Renan neigte zu der Ansicht, dass Alle, die da arbeiten und wirken, von der Weltenmacht zu einem höheren Zwecke kraft dessen ausgebeutet werden, was Hegel, der einen ungemeinen Einfluss auf Renan geübt, die List der Idee, er selbst jedoch den Macchiavellismus der Natur nannte.
Diese Ansicht hat eine stete Ironie in Renan's Haltung zur Folge gehabt. Er will sich zwar um Genüsse betrügen lassen, ohne Lohn arbeiten und entsagen, da doch alle Arbeit viel Entsagung fordert, allein er will dem All gegenüber, das er als alter Theologe gerne personificirt, eine Haltung bewahren, die bezeugt, er wisse sich getäuscht. Daher liegt ihm aller Pharisäismus so ferne. Er ist nicht stolz auf seine Tugenden. Er weiss, als tugendhaft wird er geprellt. Doch er willigt ein, sich prellen zu lassen.
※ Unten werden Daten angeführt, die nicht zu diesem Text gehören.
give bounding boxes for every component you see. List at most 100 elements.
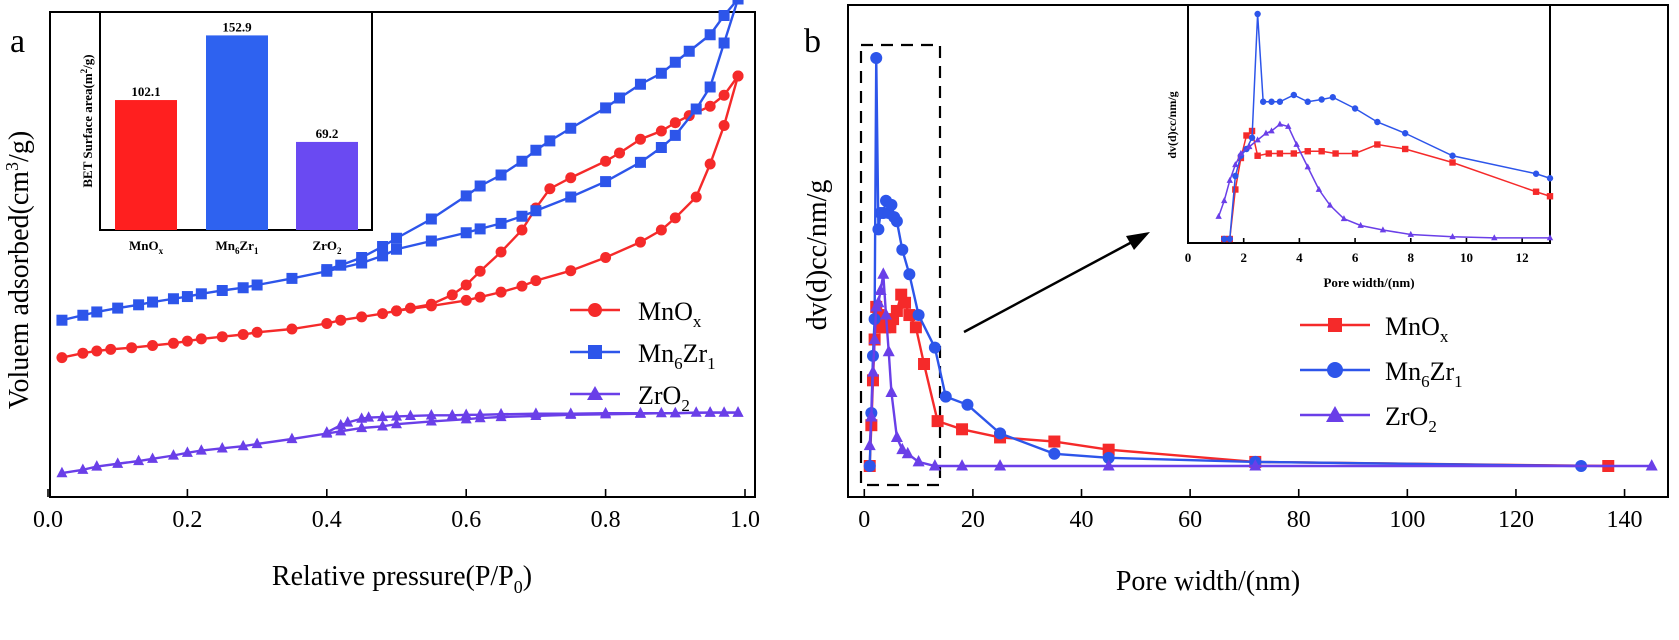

Wenn Renan gleich Hegel und Schopenhauer an einen Macchiavellismus der Natur glaubt, so kommt es daher, dass ihm die Vorstellung eines Naturzweckes vorschwebt. Nun hat die moderne Wissenschaft diesen Begriff bekanntlich geschleift und erst wirkliche Fortschritte gemacht, nachdem er geschleift worden. Ueberall späht jetzt die Wissenschaft nach wirkenden Ursachen, wo man früher ohne Nutzen nach Zweckursachen gesucht hat. Jener grosse Theil der modernen Forschung, der in den Darwinismus mündete, hat seine Stärke darin, die Vorstellung von einem Zwecke in der Natur überflüssig gemacht zu haben. Was sich den Verhältnissen und Umgebungen anpasst, überlebt das Andere. Es nimmt sich nur aus, als entspräche es einem Zwecke, weil die Lebensmöglichkeit von der eingetretenen Aenderung abhing.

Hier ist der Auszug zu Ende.